ALLEGHENY CO., Pa. — The family of a 21-year-old woman who police suspect died from a drug overdose is motivated and speaking out on what they believe could be a matter of life and death.
Siena Bott died in September.
“She had a smile that could light up a room,” said Sherry Jo Matt, Bott’s mother. “She was beautiful on the inside and out. She would literally give the shirt of her back to anybody.”
Bott’s parents told Target 11 Investigator Rick Earle that she struggled with drug addiction and mental health issues for some time. They said she eventually fell in with the wrong crowd. They believed she had turned the corner when she moved back home last spring.
“She really wanted to make a change and it’s really true, one pill can kill,” Matt said.
On Sept. 14, the 21-year-old was found dead in the basement of her parent’s Franklin Park home. Police believe she died from drug overdose. Her parents, who were away at the time, believe it was a pill laced with fentanyl.
While they struggle with the devastating loss of their oldest child, they are upset that they may not get any real answers about her death for up to five months. They said the Allegheny County Medical Examiner’s Office told them it would take two to five months for toxicology results to come back.
“We’re like, ‘You’re kidding, right?’ She’s like, ‘No, it’s eight to 20 weeks.’ We’re like, ‘Why? What takes so long?’ She never said anything about COVID. What she said is that it’s political, it’s money, it’s staff,” Matt said.
What’s even more troubling to Siena Bott’s parents is that Allegheny County police told them there’s not much investigating that they can do until the test results come back.
Target 11 reached out to Allegheny County police on multiple occasions but never heard back.

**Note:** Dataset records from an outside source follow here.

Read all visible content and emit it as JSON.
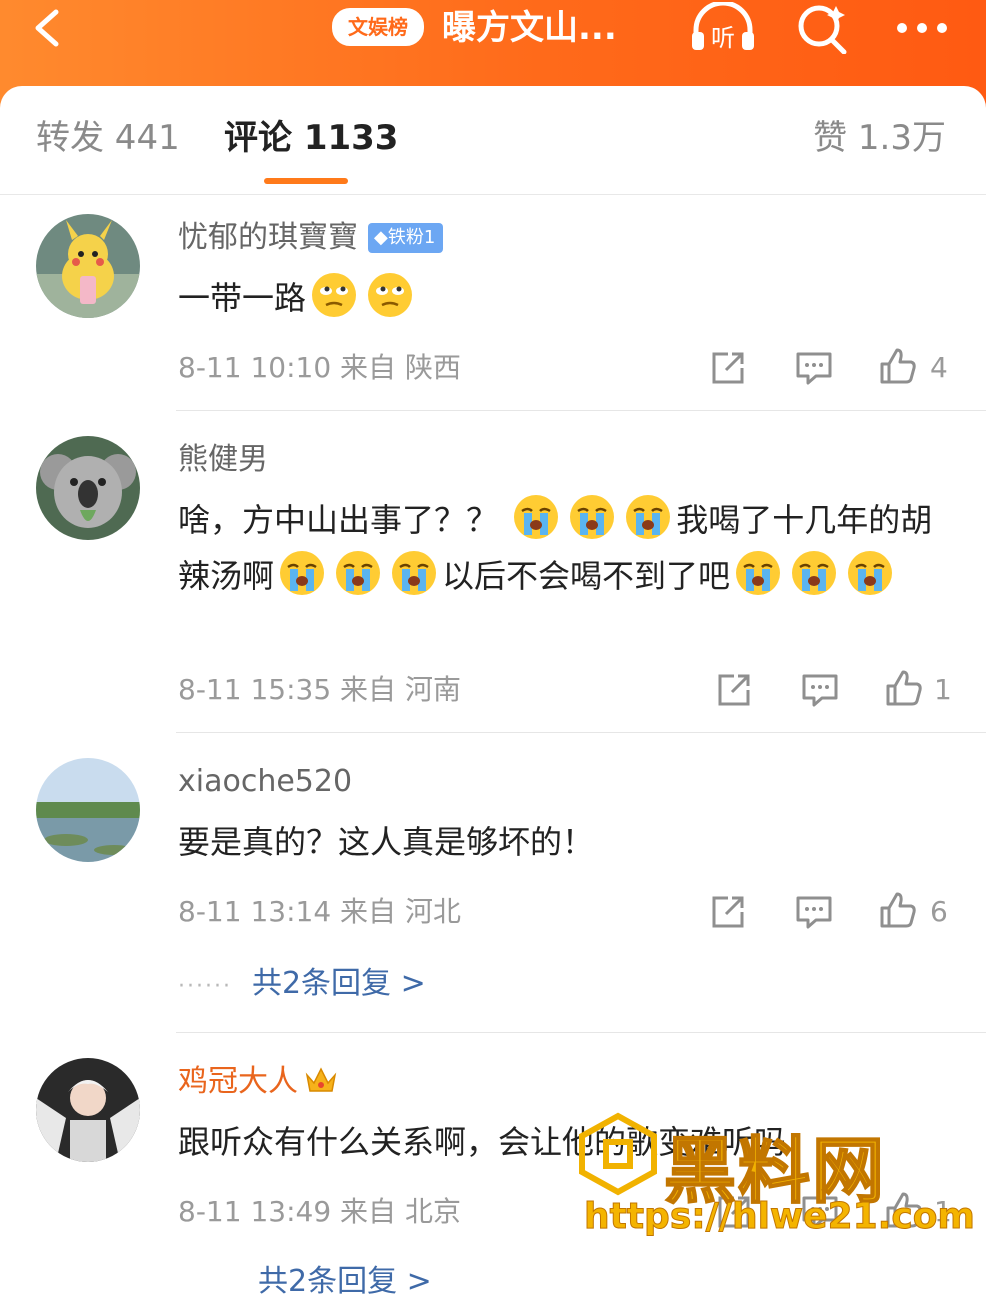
{
  "header": {
    "badge": "文娱榜",
    "title": "曝方文山...",
    "listen_label": "听",
    "accent_color": "#ff6a1a"
  },
  "tabs": {
    "repost": "转发 441",
    "comments": "评论 1133",
    "likes": "赞 1.3万"
  },
  "comments": [
    {
      "user": "忧郁的琪寶寶",
      "badge": "铁粉1",
      "text": "一带一路",
      "emojis_after_text": [
        "eye-roll-emoji",
        "eye-roll-emoji"
      ],
      "time": "8-11 10:10",
      "from_label": "来自",
      "location": "陕西",
      "likes": "4",
      "avatar": "pikachu-avatar"
    },
    {
      "user": "熊健男",
      "segments": {
        "a": "啥，方中山出事了？？",
        "b": "我喝了十几年",
        "c": "的胡辣汤啊",
        "d": "以后不会喝不到了吧"
      },
      "time": "8-11 15:35",
      "from_label": "来自",
      "location": "河南",
      "likes": "1",
      "avatar": "koala-avatar"
    },
    {
      "user": "xiaoche520",
      "text": "要是真的？这人真是够坏的！",
      "time": "8-11 13:14",
      "from_label": "来自",
      "location": "河北",
      "likes": "6",
      "replies": "共2条回复 >",
      "avatar": "lake-avatar"
    },
    {
      "user": "鸡冠大人",
      "text": "跟听众有什么关系啊，会让他的歌变难听吗",
      "time": "8-11 13:49",
      "from_label": "来自",
      "location": "北京",
      "likes": "1",
      "replies": "共2条回复 >",
      "avatar": "performer-avatar"
    }
  ],
  "watermark": {
    "text": "黑料网",
    "url": "https://hlwe21.com"
  }
}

“The real thing that’s driving us to speak out is the medical examiner told us that five to six fentanyl deaths happen a day in Allegheny County, and if you extrapolate that out for 20 weeks, that’s another 700 people who will die before we get our daughter’s toxicology report. That’s more deaths. That’s more drug dealers on the street. That’s more police officers work. It’s just ridiculous. What takes 20 weeks? It’s lost time,” said Matt, who argued this delay could be a matter of life and death.
The Allegheny County medical examiner, Dr. Karl Williams, sent us a statement explaining that 20 weeks is the exception.

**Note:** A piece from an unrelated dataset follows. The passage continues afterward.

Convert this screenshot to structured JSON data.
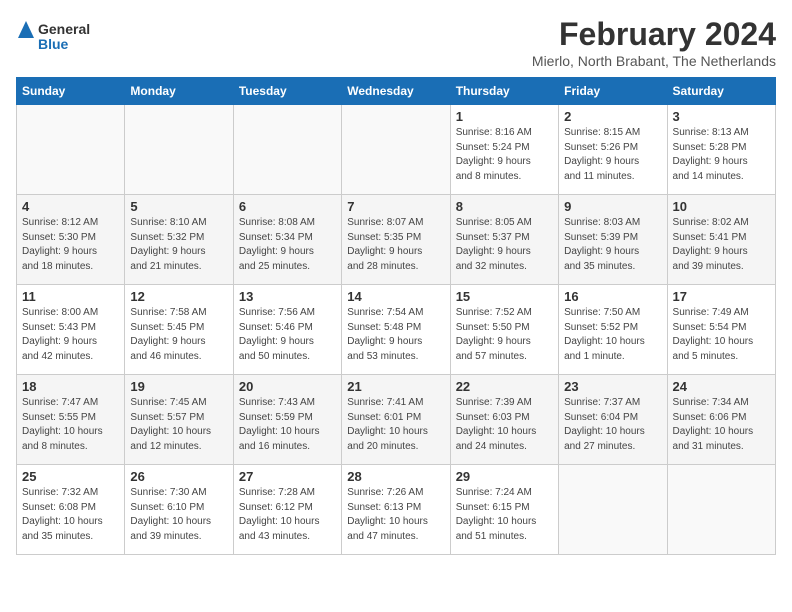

"It all depends on the complexity of the individual case. If the tox (toxicology test) is negative, it comes back very quickly – obviously. If there are multiple drugs, including some that we cannot test but know are present, then those cases have to be sent out to a reference lab.
The office is also compromised by the mandated limited staffing due to COVID. A lot of the casework can be completed off-site – dotting the I’s and crossing the T’s, but we are always more efficient full-staffed and in-house.
So yes, turnaround time is not what I desire, although I must say that 20 weeks is an outlier."
Former Allegheny County coroner, Dr. Cyril Wecht, still does autopsies for several counties in western Pennsylvania, including Westmoreland, where he has a medical office.
Wecht told Target 11 that he sends his toxicology tests to a lab in the eastern part of Pennsylvania, and he said it doesn’t take too long to get them back.
“Many of them come back within two weeks, but certainly within three weeks and never more than a month before we have the results back,” Wecht said.
He expressed surprise about the timetable in Allegheny County, especially since the county has a state-of-the-art lab in the Strip District.
“I can’t tell you why. Maybe they need more personnel. Maybe they need more equipment,” Wecht said.
“I’ve heard from families over the years where these have taken much longer than any family would expect,” Allegheny County Controller Chelsa Wagner said.
Wagner told Target 11 that the county purchased a special high-tech machine two years ago to do toxicology tests.
“My question would be if that is not the able to handle it, are we short of staff or what really is the holdup? I think it raises a lot of questions, but No. 1, there has to be fair and open communication,” Wagner said.
She suggested that the medical examiner’s office needs to fully explain the reason for the delay to family members. If the delays are COVID-19-related, Wagner said the medical examiner may be eligible for federal funding.
“If that department is not getting what it needs to be able to give these families, fair enough, timely answers then we need to understand why,” Wagner said.
As for Sherry Jo Matt and her husband, they just want to expedite the process, so no other family has to wait like they’ve had to.
“We’re not here to point fingers at the medical examiner’s office. This is really to try find (and) out what is the choke point? What can we do to help, you know? So this is really from our perspective we’re doing this in a positive light to try to, you know, fix whatever problem is going forward,” Tom Bott said.